Une thèse est toujours un travail collectif. Je souhaite remercier toutes les personnes qui, de près ou de loin, ont contribué à ce projet.

Judit tout d’abord, merci de m’avoir poussée à défendre mes idées et de m’avoir appris à les exprimer clairement, dans un cadre théorique solide et cohérent.

Je remercie également ceux qui m’ont tranmis leurs expertises techniques ou ont répondu à mes questions bizarres : Renske Huffmeijer, Laura Dugué, Lionel Granjon, Nawal Abboub, Fabrice Wallois, Mehdi Mahmouzadeh, Adalan Aarabi, Chris Angeloni.

J’ai eu la chance de connaitre des laboratoires où règnait une atmosphère d’émulation. Thierry, je me suis souvent sentie comme un ovni dans ton équipe, mais j’admire toujours la cohésion qui y règne.
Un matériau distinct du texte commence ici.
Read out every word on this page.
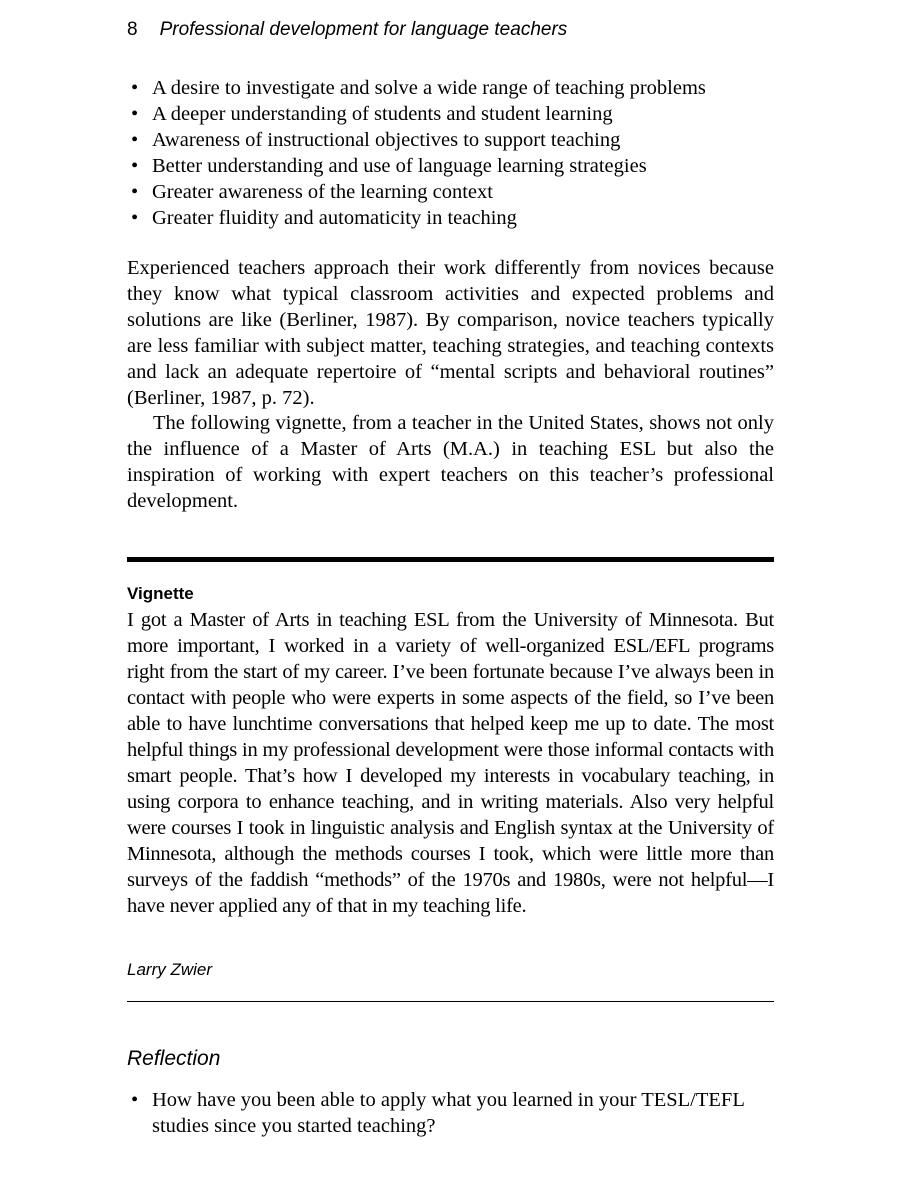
8 Professional development for language teachers
• A desire to investigate and solve a wide range of teaching problems
• A deeper understanding of students and student learning
• Awareness of instructional objectives to support teaching
• Better understanding and use of language learning strategies
• Greater awareness of the learning context
• Greater fluidity and automaticity in teaching

Experienced teachers approach their work differently from novices because they know what typical classroom activities and expected problems and solutions are like (Berliner, 1987). By comparison, novice teachers typically are less familiar with subject matter, teaching strategies, and teaching contexts and lack an adequate repertoire of “mental scripts and behavioral routines” (Berliner, 1987, p. 72).

The following vignette, from a teacher in the United States, shows not only the influence of a Master of Arts (M.A.) in teaching ESL but also the inspiration of working with expert teachers on this teacher’s professional development.

Vignette

I got a Master of Arts in teaching ESL from the University of Minnesota. But more important, I worked in a variety of well-organized ESL/EFL programs right from the start of my career. I’ve been fortunate because I’ve always been in contact with people who were experts in some aspects of the field, so I’ve been able to have lunchtime conversations that helped keep me up to date. The most helpful things in my professional development were those informal contacts with smart people. That’s how I developed my interests in vocabulary teaching, in using corpora to enhance teaching, and in writing materials. Also very helpful were courses I took in linguistic analysis and English syntax at the University of Minnesota, although the methods courses I took, which were little more than surveys of the faddish “methods” of the 1970s and 1980s, were not helpful—I have never applied any of that in my teaching life.

Larry Zwier
Reflection
• How have you been able to apply what you learned in your TESL/TEFL studies since you started teaching?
Arlette, tu m’as transmis ton intérêt pour les nouveau-nés, et égayé mes déjeuners avec tes histoires abracadabrantes. Alejandrina, les quelques mois à travailler pour toi ont été une véritable bouffée d’oxygène. Maria, les quelques semaines passées dans votre laboratoire demeurent comme une parenthèse lumineuse dans ces quatre années, grâce à laquelle j’ai ensuite pu voir mon travail sous un autre angle. Merci pour votre soutien sans faille.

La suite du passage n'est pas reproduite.